Abstract

Default savings levels in defined-contribution retirement plans are inadequate. Plan sponsors often focus on maximizing participation instead of overall retirement readiness, however. This has led to low default savings rates, and many plans that automatically enroll participants have experienced a decline in rates. Automatic escalation is one approach to raising savings rates; however, obstacles, such as employee turnover and the fact many plan sponsors offer automatic escalation as an opt-in arrangement, reduce its overall effectiveness. The author advocates focusing on solutions that have an immediate impact on retirement readiness. We need to save more today.
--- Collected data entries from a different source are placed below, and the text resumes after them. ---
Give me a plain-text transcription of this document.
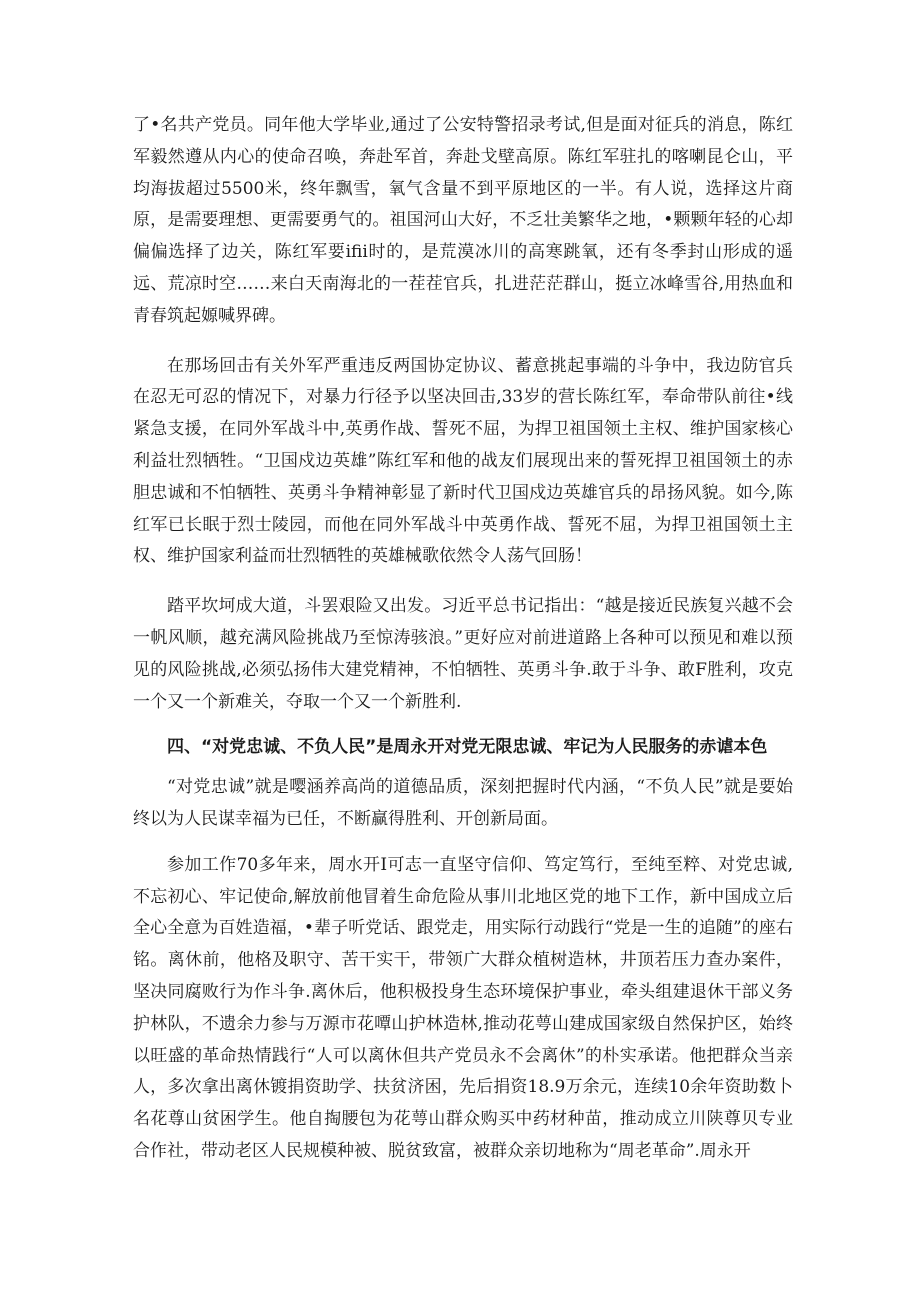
了•名共产党员。同年他大学毕业,通过了公安特警招录考试,但是面对征兵的消息，陈红军毅然遵从内心的使命召唤，奔赴军首，奔赴戈壁高原。陈红军驻扎的喀喇昆仑山，平均海拔超过5500米，终年飘雪，氧气含量不到平原地区的一半。有人说，选择这片商原，是需要理想、更需要勇气的。祖国河山大好，不乏壮美繁华之地，•颗颗年轻的心却偏偏选择了边关，陈红军要ifii时的，是荒漠冰川的高寒跳氧，还有冬季封山形成的遥远、荒凉时空……来白天南海北的一茬茬官兵，扎进茫茫群山，挺立冰峰雪谷,用热血和青春筑起嫄喊界碑。

在那场回击有关外军严重违反两国协定协议、蓄意挑起事端的斗争中，我边防官兵在忍无可忍的情况下，对暴力行径予以坚决回击,33岁的营长陈红军，奉命带队前往•线紧急支援，在同外军战斗中,英勇作战、誓死不屈，为捍卫祖国领土主权、维护国家核心利益壮烈牺牲。“卫国戍边英雄”陈红军和他的战友们展现出来的誓死捍卫祖国领土的赤胆忠诚和不怕牺牲、英勇斗争精神彰显了新时代卫国戍边英雄官兵的昂扬风貌。如今,陈红军已长眠于烈士陵园，而他在同外军战斗中英勇作战、誓死不屈，为捍卫祖国领土主权、维护国家利益而壮烈牺牲的英雄械歌依然令人荡气回肠！

踏平坎坷成大道，斗罢艰险又出发。习近平总书记指出：“越是接近民族复兴越不会一帆风顺，越充满风险挑战乃至惊涛骇浪。”更好应对前进道路上各种可以预见和难以预见的风险挑战,必须弘扬伟大建党精神，不怕牺牲、英勇斗争.敢于斗争、敢F胜利，攻克一个又一个新难关，夺取一个又一个新胜利.

四、“对党忠诚、不负人民”是周永开对党无限忠诚、牢记为人民服务的赤谑本色

“对党忠诚”就是嘤涵养高尚的道德品质，深刻把握时代内涵，“不负人民”就是要始终以为人民谋幸福为已任，不断赢得胜利、开创新局面。

参加工作70多年来，周水开I可志一直坚守信仰、笃定笃行，至纯至粹、对党忠诚,不忘初心、牢记使命,解放前他冒着生命危险从事川北地区党的地下工作，新中国成立后全心全意为百姓造福，•辈子听党话、跟党走，用实际行动践行“党是一生的追随”的座右铭。离休前，他格及职守、苦干实干，带领广大群众植树造林，井顶若压力查办案件，坚决同腐败行为作斗争.离休后，他积极投身生态环境保护事业，牵头组建退休干部义务护林队，不遗余力参与万源市花嘾山护林造林,推动花萼山建成国家级自然保护区，始终以旺盛的革命热情践行“人可以离休但共产党员永不会离休”的朴实承诺。他把群众当亲人，多次拿出离休镀捐资助学、扶贫济困，先后捐资18.9万余元，连续10余年资助数卜名花尊山贫困学生。他自掏腰包为花萼山群众购买中药材种苗，推动成立川陕尊贝专业合作社，带动老区人民规模种被、脱贫致富，被群众亲切地称为“周老革命”.周永开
Using participant and online survey data, three broad approaches to improve participant savings rates are explored: the carrot (stretching the employer matching contribution), the stick (in-plan financial advice), and the nudge (raising savings rate expectations with higher defaults and larger increases from automatic enrollment and automatic escalation). The results strongly suggest that increasing default savings rates is likely the simplest and most effective way to increase retirement saving. Acceptance of the default savings rate was roughly the same whether it was 3% or 12%, and participants who chose their own rate tended to save more at higher default levels (i.e., the default appears to be an “anchor” for these participants). Additionally, approximately 90% of participants who received in-plan advice increased savings rates, by about 2 percentage points, on average. This research suggests that relatively minor changes in plan design can have a significant impact on employee savings.